For being inanimate, the scale is an emotional object. There are people who check their weight methodically, people who vehemently refuse to step on a scale, people who insist that the scale is too high or even too low, people who feign indifference, and people who weigh a couple times a year just to be surprised by the result. For us, the scale has been a focal part of our lives since the day Francesca was born.

Unlike normal newborn situations, where the older the child gets, the less frequent doctor appointments and weight checks become, we have had the exact opposite experience. Over the past two years, Francesca has been weighed regularly, frequently, and faithfully. We have known her weight to two decimal places at almost any given time. She used to scream and cry, but has now found her bravery and become accustomed to the tradition.
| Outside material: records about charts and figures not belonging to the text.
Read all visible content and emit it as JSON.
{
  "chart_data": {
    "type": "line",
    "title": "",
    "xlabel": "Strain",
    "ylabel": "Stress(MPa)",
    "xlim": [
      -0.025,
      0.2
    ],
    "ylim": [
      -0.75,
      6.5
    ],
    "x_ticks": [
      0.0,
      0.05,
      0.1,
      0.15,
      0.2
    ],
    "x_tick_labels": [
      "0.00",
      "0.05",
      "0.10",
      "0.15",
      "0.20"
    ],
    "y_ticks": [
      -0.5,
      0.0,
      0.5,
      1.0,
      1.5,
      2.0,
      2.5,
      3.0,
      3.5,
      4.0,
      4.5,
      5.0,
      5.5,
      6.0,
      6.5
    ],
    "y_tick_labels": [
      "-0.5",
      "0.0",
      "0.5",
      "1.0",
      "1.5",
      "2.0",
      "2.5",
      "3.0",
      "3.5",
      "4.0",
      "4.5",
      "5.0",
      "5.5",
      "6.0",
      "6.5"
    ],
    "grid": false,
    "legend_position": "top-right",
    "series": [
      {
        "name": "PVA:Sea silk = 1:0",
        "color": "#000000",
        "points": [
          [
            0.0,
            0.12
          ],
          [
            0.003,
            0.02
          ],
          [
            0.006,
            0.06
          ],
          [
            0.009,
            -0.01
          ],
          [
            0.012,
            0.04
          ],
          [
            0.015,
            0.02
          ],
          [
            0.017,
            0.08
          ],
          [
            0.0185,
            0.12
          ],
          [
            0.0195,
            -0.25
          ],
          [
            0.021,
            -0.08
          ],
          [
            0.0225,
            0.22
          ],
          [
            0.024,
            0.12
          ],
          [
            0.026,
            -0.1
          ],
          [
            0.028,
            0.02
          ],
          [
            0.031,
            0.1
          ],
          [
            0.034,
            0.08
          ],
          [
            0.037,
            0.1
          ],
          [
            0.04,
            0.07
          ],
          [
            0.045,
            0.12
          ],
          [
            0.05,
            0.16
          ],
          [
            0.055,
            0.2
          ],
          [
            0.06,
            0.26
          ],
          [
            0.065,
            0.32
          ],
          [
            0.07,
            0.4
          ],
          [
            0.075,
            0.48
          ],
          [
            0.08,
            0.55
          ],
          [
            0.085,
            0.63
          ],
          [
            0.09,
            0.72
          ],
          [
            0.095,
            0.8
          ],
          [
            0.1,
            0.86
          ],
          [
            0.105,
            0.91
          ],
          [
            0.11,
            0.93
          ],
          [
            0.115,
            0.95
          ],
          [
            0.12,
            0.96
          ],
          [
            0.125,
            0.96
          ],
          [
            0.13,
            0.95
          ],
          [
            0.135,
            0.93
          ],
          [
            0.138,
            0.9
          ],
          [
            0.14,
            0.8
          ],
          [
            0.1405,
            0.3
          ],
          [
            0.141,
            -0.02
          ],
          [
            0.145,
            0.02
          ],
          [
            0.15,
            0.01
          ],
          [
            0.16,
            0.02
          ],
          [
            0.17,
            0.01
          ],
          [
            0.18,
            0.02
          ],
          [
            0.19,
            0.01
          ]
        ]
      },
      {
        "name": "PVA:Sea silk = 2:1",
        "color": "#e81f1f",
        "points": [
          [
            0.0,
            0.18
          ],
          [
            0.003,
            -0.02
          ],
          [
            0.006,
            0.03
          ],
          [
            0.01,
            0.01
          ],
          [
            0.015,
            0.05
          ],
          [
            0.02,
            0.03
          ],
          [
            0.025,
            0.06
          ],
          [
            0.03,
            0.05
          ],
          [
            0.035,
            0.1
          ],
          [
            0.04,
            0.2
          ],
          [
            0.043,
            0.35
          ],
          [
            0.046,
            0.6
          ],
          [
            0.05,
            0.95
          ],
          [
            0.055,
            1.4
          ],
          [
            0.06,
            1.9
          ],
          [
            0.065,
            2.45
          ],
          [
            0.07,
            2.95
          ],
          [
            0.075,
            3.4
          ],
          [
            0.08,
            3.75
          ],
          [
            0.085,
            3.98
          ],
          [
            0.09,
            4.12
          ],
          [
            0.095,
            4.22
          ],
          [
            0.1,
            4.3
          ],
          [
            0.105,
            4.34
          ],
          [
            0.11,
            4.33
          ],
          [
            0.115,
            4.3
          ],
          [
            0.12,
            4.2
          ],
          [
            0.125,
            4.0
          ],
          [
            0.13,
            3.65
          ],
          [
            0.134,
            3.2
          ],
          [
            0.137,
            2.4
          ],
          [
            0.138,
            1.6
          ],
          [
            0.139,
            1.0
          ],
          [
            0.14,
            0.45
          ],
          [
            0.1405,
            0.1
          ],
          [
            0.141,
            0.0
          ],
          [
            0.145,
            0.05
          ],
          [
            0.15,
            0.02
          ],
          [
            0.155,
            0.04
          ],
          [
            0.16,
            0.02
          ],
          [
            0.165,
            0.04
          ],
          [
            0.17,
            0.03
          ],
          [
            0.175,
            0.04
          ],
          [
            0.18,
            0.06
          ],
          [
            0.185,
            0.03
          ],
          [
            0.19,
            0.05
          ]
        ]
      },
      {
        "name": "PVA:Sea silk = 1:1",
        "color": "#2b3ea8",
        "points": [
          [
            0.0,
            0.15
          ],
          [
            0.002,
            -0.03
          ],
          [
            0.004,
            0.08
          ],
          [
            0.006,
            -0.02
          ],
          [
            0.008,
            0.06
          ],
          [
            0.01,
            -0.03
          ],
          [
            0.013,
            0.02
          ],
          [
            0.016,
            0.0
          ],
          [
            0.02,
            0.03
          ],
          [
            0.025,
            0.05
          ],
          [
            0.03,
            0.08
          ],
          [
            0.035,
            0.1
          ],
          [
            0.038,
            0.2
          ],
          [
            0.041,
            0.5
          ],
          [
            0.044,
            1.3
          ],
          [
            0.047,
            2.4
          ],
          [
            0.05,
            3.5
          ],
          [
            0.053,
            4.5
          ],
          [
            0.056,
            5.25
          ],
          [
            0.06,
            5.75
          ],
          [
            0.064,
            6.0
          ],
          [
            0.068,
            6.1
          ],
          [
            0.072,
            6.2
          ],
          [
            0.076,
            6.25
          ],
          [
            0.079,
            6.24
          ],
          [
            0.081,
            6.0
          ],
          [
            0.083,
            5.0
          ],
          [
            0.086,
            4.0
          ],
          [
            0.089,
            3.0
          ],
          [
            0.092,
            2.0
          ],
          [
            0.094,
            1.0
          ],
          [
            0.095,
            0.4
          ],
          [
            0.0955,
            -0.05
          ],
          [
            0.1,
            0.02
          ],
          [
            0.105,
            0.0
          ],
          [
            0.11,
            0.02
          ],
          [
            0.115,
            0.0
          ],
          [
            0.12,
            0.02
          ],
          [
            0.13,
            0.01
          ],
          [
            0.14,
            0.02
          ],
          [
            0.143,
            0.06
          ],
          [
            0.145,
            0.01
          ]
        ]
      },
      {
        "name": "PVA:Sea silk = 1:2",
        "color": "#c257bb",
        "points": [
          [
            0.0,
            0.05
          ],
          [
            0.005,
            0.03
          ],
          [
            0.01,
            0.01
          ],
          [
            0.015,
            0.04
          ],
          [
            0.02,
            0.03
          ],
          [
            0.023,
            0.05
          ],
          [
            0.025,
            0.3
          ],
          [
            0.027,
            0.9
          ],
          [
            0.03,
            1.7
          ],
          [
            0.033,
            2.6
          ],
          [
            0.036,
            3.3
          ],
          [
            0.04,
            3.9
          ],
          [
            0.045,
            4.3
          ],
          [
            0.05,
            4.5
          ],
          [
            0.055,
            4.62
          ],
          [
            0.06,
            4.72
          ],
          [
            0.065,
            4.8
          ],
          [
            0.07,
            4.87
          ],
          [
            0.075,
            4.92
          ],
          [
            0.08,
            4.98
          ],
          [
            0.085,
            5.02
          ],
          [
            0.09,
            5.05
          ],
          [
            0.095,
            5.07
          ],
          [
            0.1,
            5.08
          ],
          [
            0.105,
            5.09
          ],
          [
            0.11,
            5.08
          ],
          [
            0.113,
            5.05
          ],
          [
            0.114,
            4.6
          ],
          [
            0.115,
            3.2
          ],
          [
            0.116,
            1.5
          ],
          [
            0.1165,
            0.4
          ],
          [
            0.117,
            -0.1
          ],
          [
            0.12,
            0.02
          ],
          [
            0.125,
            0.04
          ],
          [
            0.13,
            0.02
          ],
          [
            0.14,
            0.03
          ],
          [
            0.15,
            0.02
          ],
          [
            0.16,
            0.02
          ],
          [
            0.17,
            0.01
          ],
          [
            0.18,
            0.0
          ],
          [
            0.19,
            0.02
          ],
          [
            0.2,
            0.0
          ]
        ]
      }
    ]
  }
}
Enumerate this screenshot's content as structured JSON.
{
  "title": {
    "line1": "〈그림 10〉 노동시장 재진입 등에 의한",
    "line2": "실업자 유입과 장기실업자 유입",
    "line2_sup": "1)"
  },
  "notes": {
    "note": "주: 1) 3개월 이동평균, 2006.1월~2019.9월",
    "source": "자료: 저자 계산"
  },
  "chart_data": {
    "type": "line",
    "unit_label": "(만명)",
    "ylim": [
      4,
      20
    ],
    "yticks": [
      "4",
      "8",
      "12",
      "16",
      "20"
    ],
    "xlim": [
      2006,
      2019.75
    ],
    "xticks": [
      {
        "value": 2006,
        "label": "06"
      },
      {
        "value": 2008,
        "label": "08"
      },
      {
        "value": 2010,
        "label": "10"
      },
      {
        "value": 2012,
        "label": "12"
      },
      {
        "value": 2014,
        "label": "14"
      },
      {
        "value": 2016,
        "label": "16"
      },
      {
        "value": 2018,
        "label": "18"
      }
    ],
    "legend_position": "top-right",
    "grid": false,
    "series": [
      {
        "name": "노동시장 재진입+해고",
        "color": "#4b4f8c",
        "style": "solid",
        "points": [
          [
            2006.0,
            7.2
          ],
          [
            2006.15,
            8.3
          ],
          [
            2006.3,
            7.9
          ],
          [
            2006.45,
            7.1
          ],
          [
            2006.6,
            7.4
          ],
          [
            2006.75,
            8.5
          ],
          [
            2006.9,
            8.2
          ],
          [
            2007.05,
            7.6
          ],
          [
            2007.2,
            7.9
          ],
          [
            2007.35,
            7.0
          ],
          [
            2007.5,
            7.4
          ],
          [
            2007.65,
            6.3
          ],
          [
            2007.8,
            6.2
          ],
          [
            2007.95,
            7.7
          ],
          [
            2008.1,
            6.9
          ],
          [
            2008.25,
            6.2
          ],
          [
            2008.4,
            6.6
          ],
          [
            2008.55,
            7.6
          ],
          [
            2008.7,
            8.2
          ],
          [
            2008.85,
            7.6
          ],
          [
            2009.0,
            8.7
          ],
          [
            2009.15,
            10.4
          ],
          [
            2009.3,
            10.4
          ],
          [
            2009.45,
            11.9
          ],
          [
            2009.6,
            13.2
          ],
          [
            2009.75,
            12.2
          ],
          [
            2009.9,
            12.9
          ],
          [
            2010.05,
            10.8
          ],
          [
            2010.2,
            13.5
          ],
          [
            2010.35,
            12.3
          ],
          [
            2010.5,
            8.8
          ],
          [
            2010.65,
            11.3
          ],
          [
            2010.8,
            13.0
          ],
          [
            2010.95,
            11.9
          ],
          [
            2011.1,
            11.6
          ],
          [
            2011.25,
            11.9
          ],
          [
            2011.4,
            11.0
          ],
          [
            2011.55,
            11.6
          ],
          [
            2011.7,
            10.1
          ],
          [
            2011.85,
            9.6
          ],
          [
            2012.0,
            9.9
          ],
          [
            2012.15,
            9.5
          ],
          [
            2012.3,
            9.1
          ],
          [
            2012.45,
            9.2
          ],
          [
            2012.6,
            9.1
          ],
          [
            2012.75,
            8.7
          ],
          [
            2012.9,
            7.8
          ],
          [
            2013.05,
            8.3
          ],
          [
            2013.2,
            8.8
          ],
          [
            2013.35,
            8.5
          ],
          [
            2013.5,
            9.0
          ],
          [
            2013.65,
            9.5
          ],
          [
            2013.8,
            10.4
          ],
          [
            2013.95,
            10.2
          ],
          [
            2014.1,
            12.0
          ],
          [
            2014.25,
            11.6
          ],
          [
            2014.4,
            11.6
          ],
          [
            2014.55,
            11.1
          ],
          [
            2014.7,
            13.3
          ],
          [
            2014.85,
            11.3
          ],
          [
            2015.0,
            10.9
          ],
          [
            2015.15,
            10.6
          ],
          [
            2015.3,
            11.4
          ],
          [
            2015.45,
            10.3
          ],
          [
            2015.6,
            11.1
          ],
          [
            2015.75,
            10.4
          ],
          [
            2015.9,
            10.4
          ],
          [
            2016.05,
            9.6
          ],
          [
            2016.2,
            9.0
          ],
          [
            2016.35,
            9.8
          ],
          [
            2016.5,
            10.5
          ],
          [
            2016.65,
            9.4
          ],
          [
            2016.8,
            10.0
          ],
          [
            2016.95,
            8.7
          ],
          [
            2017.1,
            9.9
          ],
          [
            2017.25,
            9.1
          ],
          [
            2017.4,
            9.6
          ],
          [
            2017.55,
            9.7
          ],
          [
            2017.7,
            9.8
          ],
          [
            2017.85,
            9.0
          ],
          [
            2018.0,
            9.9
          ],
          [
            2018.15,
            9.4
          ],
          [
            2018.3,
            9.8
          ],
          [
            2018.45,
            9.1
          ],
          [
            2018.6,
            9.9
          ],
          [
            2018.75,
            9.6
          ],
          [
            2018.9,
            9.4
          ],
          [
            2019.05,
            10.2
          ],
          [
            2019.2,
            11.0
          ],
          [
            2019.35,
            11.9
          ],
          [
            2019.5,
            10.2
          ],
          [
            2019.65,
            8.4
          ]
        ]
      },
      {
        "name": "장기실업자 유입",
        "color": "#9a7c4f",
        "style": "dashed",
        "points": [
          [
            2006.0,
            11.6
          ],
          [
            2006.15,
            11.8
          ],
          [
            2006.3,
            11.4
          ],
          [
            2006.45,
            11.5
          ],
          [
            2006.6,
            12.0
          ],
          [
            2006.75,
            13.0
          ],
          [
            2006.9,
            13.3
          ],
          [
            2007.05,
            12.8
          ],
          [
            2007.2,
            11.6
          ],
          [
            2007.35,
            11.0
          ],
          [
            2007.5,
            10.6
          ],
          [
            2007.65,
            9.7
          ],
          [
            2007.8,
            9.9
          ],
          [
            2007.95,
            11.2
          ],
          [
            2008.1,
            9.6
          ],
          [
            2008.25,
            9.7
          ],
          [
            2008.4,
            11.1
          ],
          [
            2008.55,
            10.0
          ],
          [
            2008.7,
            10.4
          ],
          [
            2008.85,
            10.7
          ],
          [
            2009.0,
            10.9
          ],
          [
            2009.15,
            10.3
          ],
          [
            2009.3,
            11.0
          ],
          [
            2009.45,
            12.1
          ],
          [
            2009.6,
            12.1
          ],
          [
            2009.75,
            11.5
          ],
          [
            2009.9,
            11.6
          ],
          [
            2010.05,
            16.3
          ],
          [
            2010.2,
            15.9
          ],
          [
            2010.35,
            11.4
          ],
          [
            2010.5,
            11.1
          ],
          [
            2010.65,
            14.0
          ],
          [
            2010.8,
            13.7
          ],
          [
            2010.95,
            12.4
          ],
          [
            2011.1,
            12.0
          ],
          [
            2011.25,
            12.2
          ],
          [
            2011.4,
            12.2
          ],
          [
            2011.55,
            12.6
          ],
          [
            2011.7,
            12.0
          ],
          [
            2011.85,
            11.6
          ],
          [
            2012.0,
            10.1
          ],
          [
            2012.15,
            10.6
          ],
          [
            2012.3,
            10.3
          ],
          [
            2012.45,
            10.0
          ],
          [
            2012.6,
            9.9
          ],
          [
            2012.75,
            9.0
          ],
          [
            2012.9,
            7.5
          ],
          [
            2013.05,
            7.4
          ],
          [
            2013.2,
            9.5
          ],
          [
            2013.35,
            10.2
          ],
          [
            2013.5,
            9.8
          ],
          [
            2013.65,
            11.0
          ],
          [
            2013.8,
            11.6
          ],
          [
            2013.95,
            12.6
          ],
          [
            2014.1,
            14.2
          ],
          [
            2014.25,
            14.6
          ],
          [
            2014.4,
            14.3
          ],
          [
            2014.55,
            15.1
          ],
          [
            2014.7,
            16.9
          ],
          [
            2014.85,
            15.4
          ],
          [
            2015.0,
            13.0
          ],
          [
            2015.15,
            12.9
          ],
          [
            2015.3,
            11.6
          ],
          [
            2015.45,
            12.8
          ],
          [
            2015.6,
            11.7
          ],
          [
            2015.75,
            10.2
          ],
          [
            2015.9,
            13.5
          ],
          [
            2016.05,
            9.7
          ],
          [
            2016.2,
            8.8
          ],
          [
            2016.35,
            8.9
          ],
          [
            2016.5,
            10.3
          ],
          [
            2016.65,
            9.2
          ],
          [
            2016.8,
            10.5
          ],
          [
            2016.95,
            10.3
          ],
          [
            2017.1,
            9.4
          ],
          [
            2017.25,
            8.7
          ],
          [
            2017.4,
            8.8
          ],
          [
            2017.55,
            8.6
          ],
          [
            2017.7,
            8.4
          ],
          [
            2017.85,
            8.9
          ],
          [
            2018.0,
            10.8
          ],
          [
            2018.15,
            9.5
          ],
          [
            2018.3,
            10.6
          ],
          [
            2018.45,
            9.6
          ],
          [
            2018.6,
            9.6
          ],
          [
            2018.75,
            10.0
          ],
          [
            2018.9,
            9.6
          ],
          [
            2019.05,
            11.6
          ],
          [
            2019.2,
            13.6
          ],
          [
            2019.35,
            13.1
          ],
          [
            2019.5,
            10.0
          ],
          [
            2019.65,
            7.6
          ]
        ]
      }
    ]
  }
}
Last years’ weight checks were largely a reflection of our actions as parents: how many tube feeds we were able to successfully administer, how many times we woke in the night to feed her, or, conversely, how many times we slept through the alarm and missed a feed (skipping just two night feeds in a week resulted in no growth). Before every weight check, we hoped for the best, but also prepared for possible disappointment and guilt.

Yesterday was filled with a different kind of nervous anticipation. It was the first time in over a year that the scale was to reflect Francesca’s autonomous eating. She had been tube free for nine days and had taken such phenomenal bites. We were poised with the camera hoping to capture the number on the scale reporting that she had been able to maintain her weight. That wasn’t the number we saw and we didn’t take the photograph.

I know we will soon capture and celebrate that moment. We are just not quite there yet. Even though I was initially disappointed and even a little scared that she has continued to lose weight, I have considered and re-considered both the experiential and medical facts and determined that I need to look inside myself for more patience. Francesca is enjoying eating and our job is to patiently wait for her to start enjoying eating “enough.”

Francesca weighed 9.31 kg (20.48 pounds), which is down 11% from her pre-tube weaning weight. However, she has also started to lose weight half as quickly as she was previously. An intermediate accomplishment to celebrate! She lost 200 grams last week, compared to her previous weight loss of 400 grams (during which she was still receiving one or two tube feeds each day). It simply takes time to compensate for such a large caloric deficit.

To help Francesca reach the threshold of “enough,” we have stocked up on plenty of ice cream, a variety of whole milk cheese, heavy whipping cream, and almost every snack imaginable. She needs 1,100 calories a day. We have started to add two tablespoons of heavy whipping cream for every five ounces of soy milk (careful not to exceed 30 calories an ounce for the safety of her kidneys). We add butter to everything. We grocery shop, cook, clean, and hope.

In spite of having yet another miserable cold, Francesca is doing amazingly well. A head full of snot is a discouraging appetite suppressant, but it is also temporary. There have been longer intervals of disinterest in food, more temper tantrums, and plenty of whining. There have also been moments of success, exploration, and sheer happiness. She has turned to her comfort foods and we glow with pride to report that ice cream has replaced ice cubes.